Malala Yousafzai
Malala Yousafzai just wanted to go to school. Now she’s become a worldwide hero, fighting for girls and working to make sure everyone can get an education.
Yousafzai loved learning and wanted to get an equal opportunity at an education. But in December 2008, the Taliban, who had taken control of where she lived in Pakistan, banned girls from going to school. Still, Yousafzai was determined to stand up for what’s right. She started blogging for the BBC and spoke out against the Taliban. And, when she was able, Yousafzai returned to school.
But because of her activism and because she spoke out, Yousafzai became a target of the Taliban, and a masked gunman shot her in the head, neck and shoulder while she was on the school bus in October 2012.
Thankfully, Yousafzai made it. Since the horrendous attack, Yousafzai has become an activist for female education, human rights, women’s and children’s rights, Rohingya rights, refugee rights and more. She also created the Malala Fund and has become the youngest Nobel Prize laureate.
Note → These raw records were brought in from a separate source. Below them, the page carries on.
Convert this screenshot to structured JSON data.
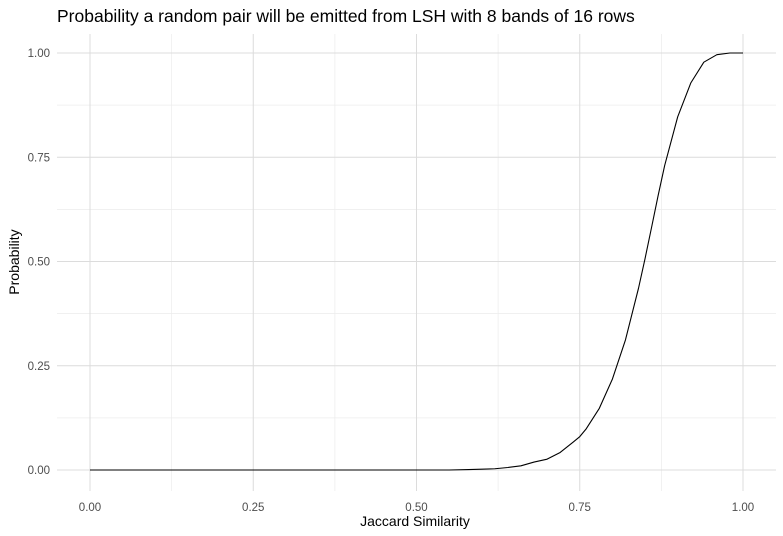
{
  "chart_data": {
    "type": "line",
    "title": "Probability a random pair will be emitted from LSH with 8 bands of 16 rows",
    "xlabel": "Jaccard Similarity",
    "ylabel": "Probability",
    "xlim": [
      0,
      1
    ],
    "ylim": [
      0,
      1
    ],
    "x_ticks": [
      "0.00",
      "0.25",
      "0.50",
      "0.75",
      "1.00"
    ],
    "y_ticks": [
      "0.00",
      "0.25",
      "0.50",
      "0.75",
      "1.00"
    ],
    "grid": true,
    "legend": "none",
    "line_color": "#000000",
    "series": [
      {
        "x": [
          0.0,
          0.05,
          0.1,
          0.15,
          0.2,
          0.25,
          0.3,
          0.35,
          0.4,
          0.45,
          0.5,
          0.55,
          0.58,
          0.6,
          0.62,
          0.64,
          0.66,
          0.68,
          0.7,
          0.72,
          0.74,
          0.75,
          0.76,
          0.78,
          0.8,
          0.82,
          0.84,
          0.85,
          0.86,
          0.87,
          0.88,
          0.9,
          0.92,
          0.94,
          0.96,
          0.98,
          1.0
        ],
        "y": [
          0.0,
          0.0,
          0.0,
          0.0,
          0.0,
          0.0,
          0.0,
          0.0,
          0.0,
          0.0,
          0.0,
          0.0,
          0.001,
          0.002,
          0.003,
          0.006,
          0.01,
          0.019,
          0.026,
          0.042,
          0.067,
          0.08,
          0.099,
          0.148,
          0.218,
          0.312,
          0.436,
          0.507,
          0.582,
          0.658,
          0.73,
          0.847,
          0.928,
          0.978,
          0.996,
          1.0,
          1.0
        ]
      }
    ]
  }
}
Yousafzai also went on to write a number of books like I Am Malala, Malala’s Magic Pencil and the upcoming We Are Displaced, and became the subject of a documentary called He Named Me Malala.
“It feels like this is not my life. It’s a second life,” Yousafzai previously said of her experience and activism. “People have prayed to God to spare me and I was spared for a reason – to use my life for helping people.”